Auf einem Flug von New York nach Genf lernte er im August 1988 die Maître de Cabine Maggie Stalder kennen. Der Vater zweier erwachsener Töchter war in Scheidung, und sie hatte sich eben von ihrem Partner getrennt. Die beiden heirateten und flogen nun oft zusammen, er vorne, sie führte die Kabine. «Wir hatten 32 wunderschöne, unvergessliche Jahre zusammen», sagt sie. Das Paar reiste, spielte Tennis und Golf, kaufte sich ein Haus in Florida, wo es die letzten zwanzig Winter verbrachte. Er las Science-Fiction-Romane und wissenschaftliche Sachbücher. Am 15. März 2020 kehrten sie aus Sarasota am Golf von Mexiko in die Schweiz zurück. Vermutlich auf der Reise steckten sich beide mit dem Coronavirus an. Am 31. März musste er ins Spital, sie ging zu Hause in Quarantäne. «Wir sahen uns nie wieder. Es gab keinen Abschied», erzählt seine Frau. Am 15. April ist Henk Brink in Zürich an Covid-19 gestorben.

Maria Caduff-Liesch, 90

Ihre Mutter arbeitete als Hausangestellte in Zürich, wurde schwanger und brachte Maria am 30. November 1929 als uneheliches Kind zur Welt. Wer der Vater war, behielt sie zeitlebens für sich. Das Mädchen verbrachte die ersten drei Jahre im Waisenhaus Küsnacht und kam dann mit seiner Mutter in eine protestantische Zürcher Pfarrersfamilie. Mit ihr zogen sie nach Brig, nach Romanshorn und zurück nach Zürich. Nach Kriegsende half Maria Liesch in Brüssel als Au-pair einer Familie mit dreizehn Kindern. Der Pfarrer entschied für sie, dass sie einen «dienenden Beruf» erlernen solle. Sie wurde Säuglingskrankenschwester. Bei einem Theaterbesuch im Schauspielhaus Zürich lernte sie ihren Mann Gion Caduff kennen. Sie heirateten und zogen zwei Söhne und eine Tochter gross, dazu ein Pflegekind aus Tibet. Nach dem frühen Tod ihres Mannes ging sie auf Reisen und erfüllte sich einen Traum: Sie besuchte die Kunstgewerbeschule, begann zu malen und zu zeichnen.
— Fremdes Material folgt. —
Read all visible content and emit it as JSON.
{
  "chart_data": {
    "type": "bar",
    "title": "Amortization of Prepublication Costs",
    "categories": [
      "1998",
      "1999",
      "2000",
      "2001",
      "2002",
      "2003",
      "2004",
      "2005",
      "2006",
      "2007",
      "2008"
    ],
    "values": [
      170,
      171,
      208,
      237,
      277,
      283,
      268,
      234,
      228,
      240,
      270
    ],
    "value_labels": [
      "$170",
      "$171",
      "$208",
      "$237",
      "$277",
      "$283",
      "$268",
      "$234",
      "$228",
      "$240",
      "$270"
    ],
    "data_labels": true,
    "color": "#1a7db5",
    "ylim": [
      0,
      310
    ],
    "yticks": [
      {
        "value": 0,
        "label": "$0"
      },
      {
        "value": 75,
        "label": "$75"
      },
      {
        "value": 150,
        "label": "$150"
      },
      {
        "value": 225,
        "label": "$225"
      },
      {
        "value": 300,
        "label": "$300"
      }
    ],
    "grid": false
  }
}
61 Jahre lang lebte sie in derselben Wohnung beim Museum Rietberg in Zürich. Sie pflegte die Hausbesitzerin, die ihr zum Dank das Haus vererbte. Mit 90 zog sie in ein Pflegeheim. Dort brach sie sich ein Bein. Ein Corona-Test im Spital fiel positiv aus. Maria Caduff wurde nicht mehr operiert. Sie ist am 7. November an Covid-19 gestorben.